The optional questions, which the form states "will be used only for statistical purposes," elicit information about the client's ability to speak and read English, whether any member of the client's household has a disability, whether the client or the client's spouse is a veteran of the U.S. Armed Forces, and the race and ethnicity of the client and the client's spouse.
Judging by the positioning of the questions, my guess is that the "statistical purposes" have to do with gathering data about the demographics of the populations served by various VITA programs. I admit that I had never thought about the significance of that part of the form in light of Professor Bearer-Friend's question, "Should the IRS know your race?" I'd love to know more about how this data is used and what it reveals. Sometimes the IRS does ask directly about a taxpayer's race.

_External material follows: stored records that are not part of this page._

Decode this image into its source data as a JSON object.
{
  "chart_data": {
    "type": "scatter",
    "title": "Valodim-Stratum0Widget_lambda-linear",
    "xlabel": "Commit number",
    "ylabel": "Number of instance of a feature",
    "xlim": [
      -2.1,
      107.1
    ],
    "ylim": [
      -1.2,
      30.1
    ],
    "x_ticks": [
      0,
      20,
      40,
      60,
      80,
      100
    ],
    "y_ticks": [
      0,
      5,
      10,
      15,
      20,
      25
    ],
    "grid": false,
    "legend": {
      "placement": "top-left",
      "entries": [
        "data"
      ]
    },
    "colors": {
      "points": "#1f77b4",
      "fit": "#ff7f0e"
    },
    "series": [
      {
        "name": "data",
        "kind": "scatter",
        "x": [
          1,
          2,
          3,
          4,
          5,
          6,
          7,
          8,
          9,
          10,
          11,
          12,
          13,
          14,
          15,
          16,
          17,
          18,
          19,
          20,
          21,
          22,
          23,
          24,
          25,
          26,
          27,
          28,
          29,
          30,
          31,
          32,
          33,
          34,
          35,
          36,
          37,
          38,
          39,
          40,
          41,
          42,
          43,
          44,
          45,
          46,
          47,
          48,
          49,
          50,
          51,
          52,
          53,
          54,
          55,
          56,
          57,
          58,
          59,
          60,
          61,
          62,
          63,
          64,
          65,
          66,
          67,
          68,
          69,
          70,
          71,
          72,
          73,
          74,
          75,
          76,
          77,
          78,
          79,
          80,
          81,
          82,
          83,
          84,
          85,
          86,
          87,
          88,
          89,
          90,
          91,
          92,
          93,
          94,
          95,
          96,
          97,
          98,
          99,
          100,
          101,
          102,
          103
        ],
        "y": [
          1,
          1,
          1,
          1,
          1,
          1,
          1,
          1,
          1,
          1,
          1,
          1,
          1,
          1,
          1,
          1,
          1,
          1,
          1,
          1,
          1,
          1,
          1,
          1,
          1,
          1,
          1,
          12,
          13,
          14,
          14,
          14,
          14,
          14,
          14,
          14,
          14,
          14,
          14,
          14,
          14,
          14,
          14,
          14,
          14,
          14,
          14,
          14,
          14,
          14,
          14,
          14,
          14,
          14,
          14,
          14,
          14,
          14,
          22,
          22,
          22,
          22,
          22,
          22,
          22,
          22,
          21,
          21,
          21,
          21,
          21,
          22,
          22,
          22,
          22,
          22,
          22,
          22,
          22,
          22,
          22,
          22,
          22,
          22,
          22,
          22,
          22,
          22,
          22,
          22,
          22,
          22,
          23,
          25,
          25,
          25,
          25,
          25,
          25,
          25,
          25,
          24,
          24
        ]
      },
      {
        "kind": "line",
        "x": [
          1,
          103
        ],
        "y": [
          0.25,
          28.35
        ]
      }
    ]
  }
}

Thank you for the shout out Bridget and cheers to your amazing students for diving into this work! I believe the form is the result of a second term Obama Treasury reg, after Treasury had been dragging its feet for decades on complying with the Civil Rights Act of 1964. Under that Act, grantees of the federal government must show that they do not discriminate against beneficiaries, and in the late 70s DOJ required standardized collection of race data to prove that. But Treasury wasn't requiring VITA site grantees to collect the data until a few years ago. Here's the cite for the Treasury Reg requiring the collection and how they use the data. Regulation Regarding Nondiscrimination on the Basis of Race, Color, or National Origin in Programs or Activities Receiving Federal Financial Assistance, 81 Fed. Reg. 89,852 (Dec. 13, 2016) (to be codified at 31 C.F.R. pt. 22). The ironic thing about it is that we now have higher standards for reviewing the nondiscrimination conduct of Treasury grantees than we do for IRS and Treasury themselves. Something we need to change!